Does it mean I can only access that file from within Docker container with user whose id is 0 inside Docker container?
I mean container see that file with original file permissions but with its own users?

Please, don't notice the /var/run/docker.sock file I just want to know how permission works.
I just used it because it is a common use case.

like image 826
Tashkhisi Avatar asked Jul 31 '20 07:07

Tashkhisi


2 Answers

Yes, each container has its own set of users. If you look at the user IDs inside the container, you will find very large numbers (which is completely fine in Linux), which are individually created. Dockerd has a range of UIDs which it uses for that.

The --user option is just a shortcut for running su; it switches from the default of root to another user for the invocation of the first command inside the container.

You cannot normally create host users from inside the container (unless you hack your way out of the container, or doing weird stuff like mounting the /etc of the host into the container... which is probably not what you're asking about); and the daemon (which itself is not containerized, of course) does not do it either.

For your final question: mounting host volumes generally leads to permission issues - if you, for example, create files inside the container, they will end up with the large UIDs on the host side (i.e., the temporary UIDs I mentioned above). In your case, only root has access to that file per default. You'll need to chown as appropriate. You can run docker run --user uid:group and thus override the temporary UIDs/GIDs which dockerd normally creates for you.

But your specific question seems to be about something called "docker in docker" or "dind", where you run docker commands from inside a docker container by mounting the host docker socket into the container. Please google for that or ask more specific questions. There should be plenty of tutorials etc. out there.

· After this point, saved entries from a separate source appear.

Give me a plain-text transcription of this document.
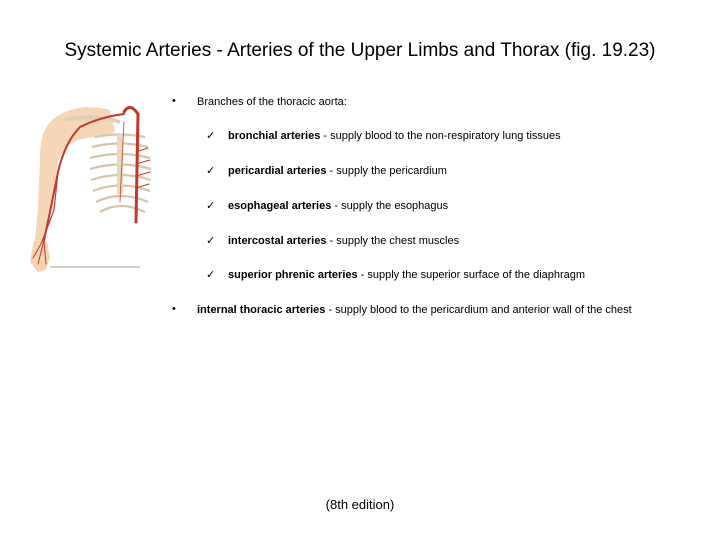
Systemic Arteries - Arteries of the Upper Limbs and Thorax (fig. 19.23)
• Branches of the thoracic aorta:
✓ bronchial arteries - supply blood to the non-respiratory lung tissues
✓ pericardial arteries - supply the pericardium
✓ esophageal arteries - supply the esophagus
✓ intercostal arteries - supply the chest muscles
✓ superior phrenic arteries - supply the superior surface of the diaphragm
• internal thoracic arteries - supply blood to the pericardium and anterior wall of the chest
(8th edition)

Also, a final hint: it is possible to run the docker demon itself as a non-root user. For this I would also reference you to google or the Docker documentation since you're not asking about it so far and things will get quite convoluted if you go that route...

like image 189
AnoE Avatar answered Nov 15 '22 06:11

AnoE


Does each docker container have its own users and groups

Yes.

docker containers uses the host user management?

No.

What is the --user parameter that we pass to docker run command?

The documentation for docker run --user is short, I wil paraphrase documentation for Dockerfile USER command:

root (id = 0) is the default user within a container. The image developer can create additional users. Those users are accessible by name. The developer can choose a user to run the first process with the --user command line option.

Is it possible for docker container or docker daemon to create user on host OS?

You can start sshd on your host, login from docker container to host via ssh and do would normally do.


The word "user management" is a big word for a linux world. It's simple - list of users and groups is stored in few flles like /etc/passwd /etc/shadow /etc/groups. These are files stored in text format, no magic. When you add a line to /etc/passwd you have a new user. When you remove a line with any text editor from /etc/passwd, then you just removed an user. A docker container has separate filesystem, so it has separate /etc/ directory, so it has separate these files, so it has separate users and groups.


How does the ownership and file permission work in docker volume?

There is no differences. There is no point in explaining here how *unix user-group-other permission model works, refer to endless net resources...

Does it mean I can only access that file from within docker container with user whose id is 0 inside docker container?

Yes - the permissions are rw-------...

I mean container see that file with original file permissions but with its own users?

Yes.

--volume option is just a mount -o bind.